Verfahren einer Straßenbenennung

Ausschnitt eines alten Stadtplans von Münster aus dem Jahre 1862
 
Straßenschild Ringoldgasse
 
 

Benennung einer Straße: Zusammenspiel von Verwaltung, Bürgerschaft und Politik

Die Neu- und Umbenennung von Straßen, Wegen und Plätzen, Grünanlagen sowie Schulen ist Aufgabe der Bezirksvertretungen  (Hauptsatzung § 21, Abs. 1, Nr. 11). Nur bei bedeutenden Straßennamen entscheidet der Rat der Stadt.

Die meisten Neubenennungen von Straßen erfolgen, bevor dort Anwohner*innen leben. Es gibt also keine direkt betroffenen Personen. Eine Neubenennung kann als Verwaltungsakt nur begrenzt angefochten werden, wenn etwa das zuständige politische Gremium nicht korrekt verfahren hat.

Wenn heute Straßennamen für neue Baugebiete nötig sind, sucht das Vermessungs- und Katasteramt zuerst in alten Katasterkarten nach Flurnamen, historischen Lagebezeichnungen oder nach Ergänzungen zu vorhandenen Straßennamen in der Umgebung. Dazu führt das Vermessungs- und Katasteramt eine Vorschlagsliste. Bei ganzen Baugebieten können Straßennamen ein gemeinsames Thema haben. So entstanden "Musikerviertel" oder "Dichterviertel". In Gewerbegebieten können Straßennamen das Image der Stadt als Wirtschaftsstandort unterstreichen. Deshalb werden Straßen dort gerne nach Erfinder*innen oder Unternehmer*innen benannt. Die Bezirksvertretung West hat 2019 beschlossen, mit Straßennamen im Oxford-Quartier an weibliche Opfer des Nationalsozialismus zu erinnern.
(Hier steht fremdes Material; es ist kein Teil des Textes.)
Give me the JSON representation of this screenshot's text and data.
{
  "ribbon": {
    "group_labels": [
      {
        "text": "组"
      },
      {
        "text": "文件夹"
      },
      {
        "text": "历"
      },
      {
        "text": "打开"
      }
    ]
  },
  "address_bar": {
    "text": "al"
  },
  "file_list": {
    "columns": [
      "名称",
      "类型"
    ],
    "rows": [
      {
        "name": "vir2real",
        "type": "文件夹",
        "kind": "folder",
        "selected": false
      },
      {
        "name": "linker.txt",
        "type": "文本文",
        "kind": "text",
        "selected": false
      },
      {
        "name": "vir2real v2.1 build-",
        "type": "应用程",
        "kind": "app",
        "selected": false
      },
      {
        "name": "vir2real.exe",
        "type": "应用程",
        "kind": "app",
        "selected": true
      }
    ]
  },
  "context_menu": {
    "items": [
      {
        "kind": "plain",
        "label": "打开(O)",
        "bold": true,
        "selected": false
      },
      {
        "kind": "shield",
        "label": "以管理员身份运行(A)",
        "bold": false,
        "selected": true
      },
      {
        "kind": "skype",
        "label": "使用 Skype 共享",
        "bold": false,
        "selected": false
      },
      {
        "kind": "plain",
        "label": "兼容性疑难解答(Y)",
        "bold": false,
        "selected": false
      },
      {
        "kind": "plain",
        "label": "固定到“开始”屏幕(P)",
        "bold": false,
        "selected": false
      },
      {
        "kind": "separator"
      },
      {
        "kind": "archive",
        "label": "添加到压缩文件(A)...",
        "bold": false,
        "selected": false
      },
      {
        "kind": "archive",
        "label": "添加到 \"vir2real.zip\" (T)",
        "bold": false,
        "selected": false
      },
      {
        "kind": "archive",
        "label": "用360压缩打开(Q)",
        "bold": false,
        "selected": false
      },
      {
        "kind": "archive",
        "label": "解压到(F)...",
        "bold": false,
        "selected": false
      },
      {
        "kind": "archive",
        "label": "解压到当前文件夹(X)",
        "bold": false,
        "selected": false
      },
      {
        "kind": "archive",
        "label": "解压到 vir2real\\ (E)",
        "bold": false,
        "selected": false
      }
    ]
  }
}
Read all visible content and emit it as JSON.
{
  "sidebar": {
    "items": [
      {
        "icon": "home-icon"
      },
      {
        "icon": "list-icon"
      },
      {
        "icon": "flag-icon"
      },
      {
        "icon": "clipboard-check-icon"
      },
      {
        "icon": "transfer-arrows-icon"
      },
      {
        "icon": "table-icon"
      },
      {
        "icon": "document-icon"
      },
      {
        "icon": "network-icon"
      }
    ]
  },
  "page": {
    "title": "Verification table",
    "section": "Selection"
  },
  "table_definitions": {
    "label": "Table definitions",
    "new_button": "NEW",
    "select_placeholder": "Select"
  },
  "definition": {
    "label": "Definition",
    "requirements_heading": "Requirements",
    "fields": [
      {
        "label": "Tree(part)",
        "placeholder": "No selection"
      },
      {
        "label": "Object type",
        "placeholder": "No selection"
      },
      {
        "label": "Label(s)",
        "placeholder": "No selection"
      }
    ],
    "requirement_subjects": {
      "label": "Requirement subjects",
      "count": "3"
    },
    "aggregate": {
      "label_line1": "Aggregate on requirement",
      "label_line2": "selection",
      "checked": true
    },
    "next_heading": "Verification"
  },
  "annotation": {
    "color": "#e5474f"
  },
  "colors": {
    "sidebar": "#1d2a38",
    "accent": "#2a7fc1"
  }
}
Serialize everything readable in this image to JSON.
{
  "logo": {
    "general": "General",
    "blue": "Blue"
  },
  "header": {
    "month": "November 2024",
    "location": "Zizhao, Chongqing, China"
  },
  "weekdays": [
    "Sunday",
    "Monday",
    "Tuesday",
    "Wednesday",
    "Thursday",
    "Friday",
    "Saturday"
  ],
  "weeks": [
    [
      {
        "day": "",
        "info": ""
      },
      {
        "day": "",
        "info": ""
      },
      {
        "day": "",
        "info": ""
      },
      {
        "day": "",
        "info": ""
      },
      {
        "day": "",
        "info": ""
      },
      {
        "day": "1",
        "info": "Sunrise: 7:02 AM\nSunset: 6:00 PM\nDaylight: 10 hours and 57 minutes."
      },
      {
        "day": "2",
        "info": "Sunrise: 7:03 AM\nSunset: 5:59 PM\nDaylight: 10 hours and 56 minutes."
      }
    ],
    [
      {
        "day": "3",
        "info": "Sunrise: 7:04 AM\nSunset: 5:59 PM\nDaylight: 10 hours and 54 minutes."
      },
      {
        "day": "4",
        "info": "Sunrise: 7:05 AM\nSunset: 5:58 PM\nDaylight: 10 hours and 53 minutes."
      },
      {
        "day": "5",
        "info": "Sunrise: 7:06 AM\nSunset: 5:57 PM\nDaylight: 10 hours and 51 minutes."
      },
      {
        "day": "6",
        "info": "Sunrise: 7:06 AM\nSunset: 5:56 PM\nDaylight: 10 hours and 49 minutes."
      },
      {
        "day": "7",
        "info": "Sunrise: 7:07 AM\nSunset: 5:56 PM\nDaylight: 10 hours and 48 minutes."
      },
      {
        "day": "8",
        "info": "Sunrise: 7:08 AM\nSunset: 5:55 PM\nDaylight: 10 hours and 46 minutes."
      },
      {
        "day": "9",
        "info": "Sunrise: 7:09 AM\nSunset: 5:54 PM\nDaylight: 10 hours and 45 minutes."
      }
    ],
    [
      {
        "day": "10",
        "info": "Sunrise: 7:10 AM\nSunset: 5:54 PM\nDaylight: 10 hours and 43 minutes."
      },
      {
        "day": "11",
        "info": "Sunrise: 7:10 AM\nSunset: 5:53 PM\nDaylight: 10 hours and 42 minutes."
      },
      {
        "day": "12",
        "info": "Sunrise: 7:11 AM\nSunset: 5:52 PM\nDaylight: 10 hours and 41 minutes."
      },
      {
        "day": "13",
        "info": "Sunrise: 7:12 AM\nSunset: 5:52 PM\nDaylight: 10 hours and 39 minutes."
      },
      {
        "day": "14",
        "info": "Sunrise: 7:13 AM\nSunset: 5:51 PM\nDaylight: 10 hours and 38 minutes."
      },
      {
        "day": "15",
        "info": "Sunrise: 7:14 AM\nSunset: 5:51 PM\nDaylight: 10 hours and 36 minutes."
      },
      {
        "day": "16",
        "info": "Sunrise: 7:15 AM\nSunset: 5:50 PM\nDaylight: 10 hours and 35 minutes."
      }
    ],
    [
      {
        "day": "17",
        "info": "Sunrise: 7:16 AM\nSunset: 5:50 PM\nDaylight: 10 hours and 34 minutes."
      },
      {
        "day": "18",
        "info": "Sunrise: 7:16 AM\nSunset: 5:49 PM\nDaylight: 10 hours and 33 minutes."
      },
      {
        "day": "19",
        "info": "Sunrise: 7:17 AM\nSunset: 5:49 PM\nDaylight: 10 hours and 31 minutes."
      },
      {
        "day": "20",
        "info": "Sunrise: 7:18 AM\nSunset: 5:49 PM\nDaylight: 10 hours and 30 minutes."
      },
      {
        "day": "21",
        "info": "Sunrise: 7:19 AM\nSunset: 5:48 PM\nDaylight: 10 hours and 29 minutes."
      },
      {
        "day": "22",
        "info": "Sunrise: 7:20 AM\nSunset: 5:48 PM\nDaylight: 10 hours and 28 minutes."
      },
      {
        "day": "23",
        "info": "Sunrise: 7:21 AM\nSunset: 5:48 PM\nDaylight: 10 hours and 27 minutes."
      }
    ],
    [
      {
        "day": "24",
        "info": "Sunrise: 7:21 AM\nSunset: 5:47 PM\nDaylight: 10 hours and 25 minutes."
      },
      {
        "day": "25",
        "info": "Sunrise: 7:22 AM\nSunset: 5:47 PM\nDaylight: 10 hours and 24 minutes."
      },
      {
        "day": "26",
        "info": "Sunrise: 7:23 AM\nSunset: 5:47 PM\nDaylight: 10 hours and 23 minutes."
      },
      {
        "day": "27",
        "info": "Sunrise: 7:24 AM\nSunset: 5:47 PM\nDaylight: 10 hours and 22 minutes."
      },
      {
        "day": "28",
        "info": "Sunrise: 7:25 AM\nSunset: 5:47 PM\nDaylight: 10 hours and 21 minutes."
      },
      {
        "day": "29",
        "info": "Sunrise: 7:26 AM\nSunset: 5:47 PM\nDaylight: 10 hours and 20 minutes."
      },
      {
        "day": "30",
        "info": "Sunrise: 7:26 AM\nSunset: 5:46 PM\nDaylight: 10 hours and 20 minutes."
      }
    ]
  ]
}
Der Rat der Stadt Münster hat entschieden, dass zukünftig Frauen den Vorrang vor Männern bei der Benennung von Straßen haben. Bis heute sind nur wenige Straßen nach Frauen benannt: Als die Regina-Protmann-Straße 1969 benannt wurde, war es der elfte Straßenname zur Erinnerung an eine Frau (abgesehen von Heiligen wie der Muttergottes oder unbestimmten weiblichen Vornamen: Annenstraße oder Sophienstraße). Aber es gab schon 316 Straßennamen nach Männern. Seit 1970 sind immerhin 70 Straßenbenennungen nach weiblichen Persönlichkeiten hinzugekommen, aber mindestens doppelt so viele männliche Ehrungen.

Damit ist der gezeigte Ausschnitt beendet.